In my opinion, look to limit what survey makers call question branching or logic jumps. This is when some (but not all) answers lead to more questions. For example, if question one is, “How did you find out about our podcast,” and the respondent selects “Facebook,” then a new set of questions opens up about how they found it on Facebook.

These if/then branches of questions often make the survey more complex than necessary. Not all survey-making tools will let you make branching question routes. If they do, they may ask you to upgrade to a higher price point.

Specific Survey Questions for Podcasters

Asking how your audience found your podcast helps you know which of your promotion and marketing efforts are working. If something works well, you could experiment with doing more of it. If something isn’t working at all, you could consider cutting it loose.

You also want to know their favorite aspect of the podcast. And, as unpleasant as it may be, their least favorite part, too. Keep your questions (and answer options) as neutral as possible. Your audience will respect you for neutrality because it lets them feel free with their opinion.

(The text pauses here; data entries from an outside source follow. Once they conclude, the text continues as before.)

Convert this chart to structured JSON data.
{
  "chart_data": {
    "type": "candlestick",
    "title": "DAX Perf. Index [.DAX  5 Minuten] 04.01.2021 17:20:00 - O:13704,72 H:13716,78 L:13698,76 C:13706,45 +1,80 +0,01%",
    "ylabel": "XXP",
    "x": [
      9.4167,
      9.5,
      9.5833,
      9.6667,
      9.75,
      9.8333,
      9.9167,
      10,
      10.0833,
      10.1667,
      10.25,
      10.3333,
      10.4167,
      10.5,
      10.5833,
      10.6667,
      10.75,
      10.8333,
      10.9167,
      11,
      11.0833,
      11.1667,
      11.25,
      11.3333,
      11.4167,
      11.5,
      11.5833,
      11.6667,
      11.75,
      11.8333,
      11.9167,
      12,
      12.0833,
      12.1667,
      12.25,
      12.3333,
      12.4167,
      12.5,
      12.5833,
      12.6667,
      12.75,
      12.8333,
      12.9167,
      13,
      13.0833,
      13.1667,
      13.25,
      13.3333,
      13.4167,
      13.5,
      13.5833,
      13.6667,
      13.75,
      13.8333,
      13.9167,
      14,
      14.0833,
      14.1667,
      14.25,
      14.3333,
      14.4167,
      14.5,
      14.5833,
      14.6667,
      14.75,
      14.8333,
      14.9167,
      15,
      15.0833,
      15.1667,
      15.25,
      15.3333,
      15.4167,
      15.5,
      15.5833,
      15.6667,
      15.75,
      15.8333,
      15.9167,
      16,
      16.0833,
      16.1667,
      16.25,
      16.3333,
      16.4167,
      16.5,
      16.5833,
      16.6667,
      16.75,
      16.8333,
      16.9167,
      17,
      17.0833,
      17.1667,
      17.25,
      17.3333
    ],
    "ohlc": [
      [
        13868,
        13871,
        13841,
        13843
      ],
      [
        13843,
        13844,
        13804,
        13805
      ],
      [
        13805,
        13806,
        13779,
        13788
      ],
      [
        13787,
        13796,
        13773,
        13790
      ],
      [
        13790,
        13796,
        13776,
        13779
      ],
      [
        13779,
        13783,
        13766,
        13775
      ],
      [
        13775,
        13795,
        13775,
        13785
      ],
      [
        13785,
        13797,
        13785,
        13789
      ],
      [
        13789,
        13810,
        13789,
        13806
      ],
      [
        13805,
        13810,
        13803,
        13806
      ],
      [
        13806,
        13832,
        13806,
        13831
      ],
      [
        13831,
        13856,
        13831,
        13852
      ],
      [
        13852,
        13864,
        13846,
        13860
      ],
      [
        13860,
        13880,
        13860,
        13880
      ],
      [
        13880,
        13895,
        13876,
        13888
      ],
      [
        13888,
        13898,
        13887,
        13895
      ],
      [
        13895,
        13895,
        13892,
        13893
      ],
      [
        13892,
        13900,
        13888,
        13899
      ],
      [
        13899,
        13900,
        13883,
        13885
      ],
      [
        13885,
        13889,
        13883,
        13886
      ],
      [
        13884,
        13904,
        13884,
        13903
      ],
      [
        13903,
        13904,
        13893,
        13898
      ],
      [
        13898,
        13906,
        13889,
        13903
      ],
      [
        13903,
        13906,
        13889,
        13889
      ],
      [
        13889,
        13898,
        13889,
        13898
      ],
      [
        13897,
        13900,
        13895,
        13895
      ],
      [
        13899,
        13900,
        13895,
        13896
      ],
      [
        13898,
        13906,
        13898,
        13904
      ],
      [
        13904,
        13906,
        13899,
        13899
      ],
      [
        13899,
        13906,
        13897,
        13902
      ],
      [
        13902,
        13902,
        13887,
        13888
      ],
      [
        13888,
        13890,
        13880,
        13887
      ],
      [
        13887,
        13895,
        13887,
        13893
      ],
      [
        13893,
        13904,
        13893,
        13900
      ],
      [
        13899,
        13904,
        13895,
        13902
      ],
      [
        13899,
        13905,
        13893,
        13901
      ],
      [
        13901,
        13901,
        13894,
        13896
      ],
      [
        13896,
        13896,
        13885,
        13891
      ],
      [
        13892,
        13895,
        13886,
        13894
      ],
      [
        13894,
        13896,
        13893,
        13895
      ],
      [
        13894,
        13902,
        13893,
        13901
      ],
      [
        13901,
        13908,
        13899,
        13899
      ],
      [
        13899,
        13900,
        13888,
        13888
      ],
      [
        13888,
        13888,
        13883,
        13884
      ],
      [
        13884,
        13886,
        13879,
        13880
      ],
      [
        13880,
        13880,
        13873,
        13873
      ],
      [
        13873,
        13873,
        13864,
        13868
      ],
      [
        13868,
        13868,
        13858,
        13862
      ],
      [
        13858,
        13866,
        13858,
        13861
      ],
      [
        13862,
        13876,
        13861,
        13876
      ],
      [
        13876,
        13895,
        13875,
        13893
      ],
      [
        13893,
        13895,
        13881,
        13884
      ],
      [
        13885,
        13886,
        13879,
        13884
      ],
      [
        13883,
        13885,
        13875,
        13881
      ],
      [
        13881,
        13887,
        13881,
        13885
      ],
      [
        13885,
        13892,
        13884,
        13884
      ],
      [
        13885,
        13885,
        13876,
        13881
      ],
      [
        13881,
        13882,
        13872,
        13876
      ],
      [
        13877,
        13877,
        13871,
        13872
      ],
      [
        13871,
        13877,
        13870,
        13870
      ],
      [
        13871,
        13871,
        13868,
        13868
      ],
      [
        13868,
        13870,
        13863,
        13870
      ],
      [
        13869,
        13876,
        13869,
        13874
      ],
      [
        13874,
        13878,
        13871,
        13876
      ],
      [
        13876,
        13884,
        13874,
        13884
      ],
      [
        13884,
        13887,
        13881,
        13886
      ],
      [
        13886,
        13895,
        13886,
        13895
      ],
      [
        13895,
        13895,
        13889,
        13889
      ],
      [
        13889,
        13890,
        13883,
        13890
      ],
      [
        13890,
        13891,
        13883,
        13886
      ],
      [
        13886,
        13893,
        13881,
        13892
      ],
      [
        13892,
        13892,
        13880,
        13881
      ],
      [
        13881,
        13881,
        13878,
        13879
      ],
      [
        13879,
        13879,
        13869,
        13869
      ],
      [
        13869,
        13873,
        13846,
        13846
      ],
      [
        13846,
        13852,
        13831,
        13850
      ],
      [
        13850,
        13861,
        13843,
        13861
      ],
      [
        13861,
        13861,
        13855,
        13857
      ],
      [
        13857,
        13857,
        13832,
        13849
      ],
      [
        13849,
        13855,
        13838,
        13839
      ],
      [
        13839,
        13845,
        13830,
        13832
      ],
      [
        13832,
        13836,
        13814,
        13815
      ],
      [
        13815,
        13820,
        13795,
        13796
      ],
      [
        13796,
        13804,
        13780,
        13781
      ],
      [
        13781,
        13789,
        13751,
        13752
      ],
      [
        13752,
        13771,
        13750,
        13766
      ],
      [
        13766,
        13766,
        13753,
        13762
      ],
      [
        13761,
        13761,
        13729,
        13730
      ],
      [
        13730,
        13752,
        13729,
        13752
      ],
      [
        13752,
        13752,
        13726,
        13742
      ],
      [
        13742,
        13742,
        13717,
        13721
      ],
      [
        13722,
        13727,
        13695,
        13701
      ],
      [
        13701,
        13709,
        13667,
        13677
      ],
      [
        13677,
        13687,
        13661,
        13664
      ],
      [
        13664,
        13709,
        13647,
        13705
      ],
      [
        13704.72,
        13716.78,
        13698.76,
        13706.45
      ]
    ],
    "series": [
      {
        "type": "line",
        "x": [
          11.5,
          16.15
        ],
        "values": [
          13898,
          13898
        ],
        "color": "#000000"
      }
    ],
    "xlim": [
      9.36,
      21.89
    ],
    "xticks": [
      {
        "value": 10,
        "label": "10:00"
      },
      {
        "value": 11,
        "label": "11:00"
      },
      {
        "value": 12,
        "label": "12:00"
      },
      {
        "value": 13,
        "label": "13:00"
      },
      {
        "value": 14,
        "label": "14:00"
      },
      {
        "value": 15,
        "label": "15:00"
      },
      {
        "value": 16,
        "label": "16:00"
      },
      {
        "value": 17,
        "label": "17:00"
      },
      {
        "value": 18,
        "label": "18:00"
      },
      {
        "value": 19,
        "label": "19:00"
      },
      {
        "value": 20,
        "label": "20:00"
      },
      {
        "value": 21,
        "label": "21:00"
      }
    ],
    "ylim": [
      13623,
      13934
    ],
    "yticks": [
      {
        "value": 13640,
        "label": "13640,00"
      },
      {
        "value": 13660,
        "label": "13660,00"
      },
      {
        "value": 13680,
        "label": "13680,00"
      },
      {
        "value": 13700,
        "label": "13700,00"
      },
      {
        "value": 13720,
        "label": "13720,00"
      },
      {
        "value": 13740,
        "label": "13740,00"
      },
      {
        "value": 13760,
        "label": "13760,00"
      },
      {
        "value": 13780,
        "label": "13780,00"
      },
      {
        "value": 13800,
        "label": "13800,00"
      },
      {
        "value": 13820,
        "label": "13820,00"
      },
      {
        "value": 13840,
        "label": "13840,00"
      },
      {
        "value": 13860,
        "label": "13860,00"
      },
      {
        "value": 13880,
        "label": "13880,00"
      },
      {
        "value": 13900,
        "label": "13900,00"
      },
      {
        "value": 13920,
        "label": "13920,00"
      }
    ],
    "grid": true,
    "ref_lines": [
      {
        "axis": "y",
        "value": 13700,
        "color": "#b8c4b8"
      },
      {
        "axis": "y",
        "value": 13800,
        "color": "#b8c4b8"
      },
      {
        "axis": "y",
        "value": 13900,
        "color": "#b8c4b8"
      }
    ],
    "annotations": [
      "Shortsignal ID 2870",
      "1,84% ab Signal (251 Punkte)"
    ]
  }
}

At the end of the survey, thank the respondents. Make sure you get their email address if there’s a prize involved. If you’re going to include their answers on the show later, tell your audience survey respondents that you’ll do that. Just use their first name.

Podcast Survey Tools

Different survey tools offer different features and/or ease of use, so keep your survey goal and questions in mind when you choose one.

Voice Feedback Survey Tools

A voice feedback survey lets your audience respond as easily as leaving a voicemail message. Websites like Telbee and Speakpipe often have a free tier for simple surveys. These are great for one open-ended question.

Google Forms

Google Forms has a gallery of templates that you can use to create a standard type of form. It’s easy to use, and everyone knows the brand, so it’s pretty low-barrier. The look is, for me, a bit dated, but it’s totally adequate for your average survey.

SurveyMonkey

SurveyMonkey‘s free tier is probably too limited to be useful. If you collect over 25 responses in your survey you’ll need to upgrade to view the rest. Their paid plans aren’t the cheapest, so most folks will probably opt for Google Forms instead. That said, SurveyMonkey does offer a lot of features if you think you’d get the use out of them.

Typeform

Behind Typeform‘s fun, pretty exterior is a robust set of tools and integrations. They don’t just help you compile questions and answers; they also integrate with other tools in your workflow. For example, your Typeform audience survey can connect with Google Analytics, Hubspot, Slack, Zapier, and more. Typeform even has an online quiz maker to help you grow your brand.

Paperform

Paperform is my final recommendation for those who want the full power of a paid product. With full flexibility and a range of beautiful templates, you can make a survey that looks great and really draws people in.

What to Do With All This Data?

Your podcast’s most loyal fans will be as curious as you are to find out the survey results. Share the data in an episode and a blog post on your podcast website. Canva has a free infographic maker, which can be a fun way to present the information. Alt text makes those infographics more accessible for folks who use screen readers.

Take what you learned and apply it to your podcast. If there’s something you can eliminate from your show, for example, think of it as a way of streamlining the process.

What better reason to make big changes in your show and to try something new? It feels good to know that you’re doing what your audience wants. Just be sure that any changes you make fit your own vision and workflow, and, aren’t just the anecdotal demands of one listener.

Surveys, Surveys, Everywhere, But Yours Can Be Special

When you perform live onstage, you know immediately what the audience thinks of you. When you make a podcast, you hit publish and get silence. It’s frustrating. Think of your survey as an invitation to your audience to participate in your show’s creative process. Use the same ingenuity you’d put into your show in your survey mechanism. Sharing the survey data with your audience can be one more way that you and your audience explore your podcast’s topic together.